En la línea de otras sinfonías de ciudad, el filme presenta una San Petersburgo bulliciosa desde al despertar hasta el anochecer, retratando las relaciones entre sus habitantes, las largas jornadas de trabajo y los momentos dedicados al ocio. La confianza ciega en el progreso técnico y el auge de la industrialización se transforman aquí en puro disfrute estético-mecánico y apología total de la poesía de las máquinas. Pero si por algo se caracteriza El hombre de la cámara es por ser una de las grandes películas sobre el acto de mirar y ser mirado.
Desde un primer momento sitúa al espectador en la sala vacía de proyección, explicitando su condición de mirón.

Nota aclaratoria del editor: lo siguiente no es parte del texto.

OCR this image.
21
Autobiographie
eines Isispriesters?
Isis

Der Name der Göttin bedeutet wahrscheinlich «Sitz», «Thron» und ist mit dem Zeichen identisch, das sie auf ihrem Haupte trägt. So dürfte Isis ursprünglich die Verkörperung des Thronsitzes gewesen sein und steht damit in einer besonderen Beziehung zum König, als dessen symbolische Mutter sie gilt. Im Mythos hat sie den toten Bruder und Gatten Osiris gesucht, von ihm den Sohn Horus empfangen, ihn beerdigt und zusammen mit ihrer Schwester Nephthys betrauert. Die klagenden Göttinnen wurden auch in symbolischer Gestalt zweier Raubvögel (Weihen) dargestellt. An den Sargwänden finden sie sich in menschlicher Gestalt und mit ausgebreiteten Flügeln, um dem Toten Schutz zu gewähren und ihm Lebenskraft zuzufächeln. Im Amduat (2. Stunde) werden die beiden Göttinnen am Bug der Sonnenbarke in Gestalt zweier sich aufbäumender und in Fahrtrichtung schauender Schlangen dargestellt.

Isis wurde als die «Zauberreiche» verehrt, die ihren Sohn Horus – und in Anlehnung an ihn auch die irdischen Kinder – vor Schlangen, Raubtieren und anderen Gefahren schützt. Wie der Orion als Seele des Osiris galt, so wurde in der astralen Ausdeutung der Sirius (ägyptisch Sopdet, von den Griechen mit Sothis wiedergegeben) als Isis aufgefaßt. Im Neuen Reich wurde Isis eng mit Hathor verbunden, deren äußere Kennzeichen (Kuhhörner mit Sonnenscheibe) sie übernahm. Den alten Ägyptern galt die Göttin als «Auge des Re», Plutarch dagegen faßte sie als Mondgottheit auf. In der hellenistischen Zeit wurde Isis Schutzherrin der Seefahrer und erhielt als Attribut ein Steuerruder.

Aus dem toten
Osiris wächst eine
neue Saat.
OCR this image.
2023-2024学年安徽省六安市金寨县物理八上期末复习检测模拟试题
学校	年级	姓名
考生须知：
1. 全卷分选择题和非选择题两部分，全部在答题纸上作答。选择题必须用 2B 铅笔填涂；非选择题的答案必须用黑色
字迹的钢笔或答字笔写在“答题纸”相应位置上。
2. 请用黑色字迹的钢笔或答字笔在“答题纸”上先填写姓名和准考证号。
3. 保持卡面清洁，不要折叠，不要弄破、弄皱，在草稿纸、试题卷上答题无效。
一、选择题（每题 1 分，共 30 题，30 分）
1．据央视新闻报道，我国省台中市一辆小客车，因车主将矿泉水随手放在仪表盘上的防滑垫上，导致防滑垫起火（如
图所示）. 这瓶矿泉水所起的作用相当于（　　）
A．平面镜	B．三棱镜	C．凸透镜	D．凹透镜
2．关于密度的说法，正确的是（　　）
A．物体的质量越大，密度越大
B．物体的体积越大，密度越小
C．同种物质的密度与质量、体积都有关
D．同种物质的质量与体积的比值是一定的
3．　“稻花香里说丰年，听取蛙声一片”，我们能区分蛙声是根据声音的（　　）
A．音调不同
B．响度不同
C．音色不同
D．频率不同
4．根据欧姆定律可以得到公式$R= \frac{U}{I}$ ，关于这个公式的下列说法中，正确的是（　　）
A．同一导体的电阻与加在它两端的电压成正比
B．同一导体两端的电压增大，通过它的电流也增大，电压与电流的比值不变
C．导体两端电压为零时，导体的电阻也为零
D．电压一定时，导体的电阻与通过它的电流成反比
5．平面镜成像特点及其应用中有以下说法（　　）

Los asientos descienden a modo de invitación a sentarnos para disfrutar del placer de ver y dejarse ver. La aparición de la cámara de cine “mostraba que el concepto de ‘tiempo que pasa’ era inseparable de la experiencia visual” (Berger, John: Modos de ver, Ed. Gustavo Gili, Barcelona, 2010, p. 24.), pero es que El hombre de la cámara pone claramente de manifiesto que detrás de esa cámara reside una presencia desconocida, autónoma en sus decisiones, que es la que escoge el posicionamiento de la cámara y, por tanto, condiciona considerablemente nuestra percepción del mundo.
La presencia del camarógrafo en escena implica la existencia de un segundo cámara, aquel que graba a quien está grabando, del mismo modo en que nosotros observamos a quienes son observados. Consciente de sí misma, la película revela continuamente sus propios mecanismos, desnudándose completamente ante nosotros, haciendo visible el proceso de montaje o esclareciendo el proceso de funcionamiento del zoom.
La gran imagen de la película sería aquella en la que Vertov consigue sobreimpresionar los tres conceptos claves en la teoría del Kino-Glaz: el objetivo de la cámara, el ojo humano y el camarógrafo filmando. Su ya famosa cita “Nuestros ojos ven muy poco y muy mal” (Instrucciones provisionales a los grupos Kino-Glaz, Dziga Vertov, 1926.) le obliga a buscar siempre un emplazamiento privilegiado para la cámara, que no hace sino demostrar la superioridad perceptiva de la lente cinematográfica frente al ojo humano.
Hacia el final del filme, regresamos a la sala de proyección. Ya no nos hallamos de espaldas a la pantalla, ahora nos encontramos frente a ella: si antes éramos la pantalla, ahora somos el público. La imagen del hombre de la cámara, subido en su motocicleta, trasciende de la pantalla del teatro hacia la nuestra propia, en un acto de clarividencia total que consigue cerrar este “círculo de visiones” del mismo modo en que se cierra el obturador.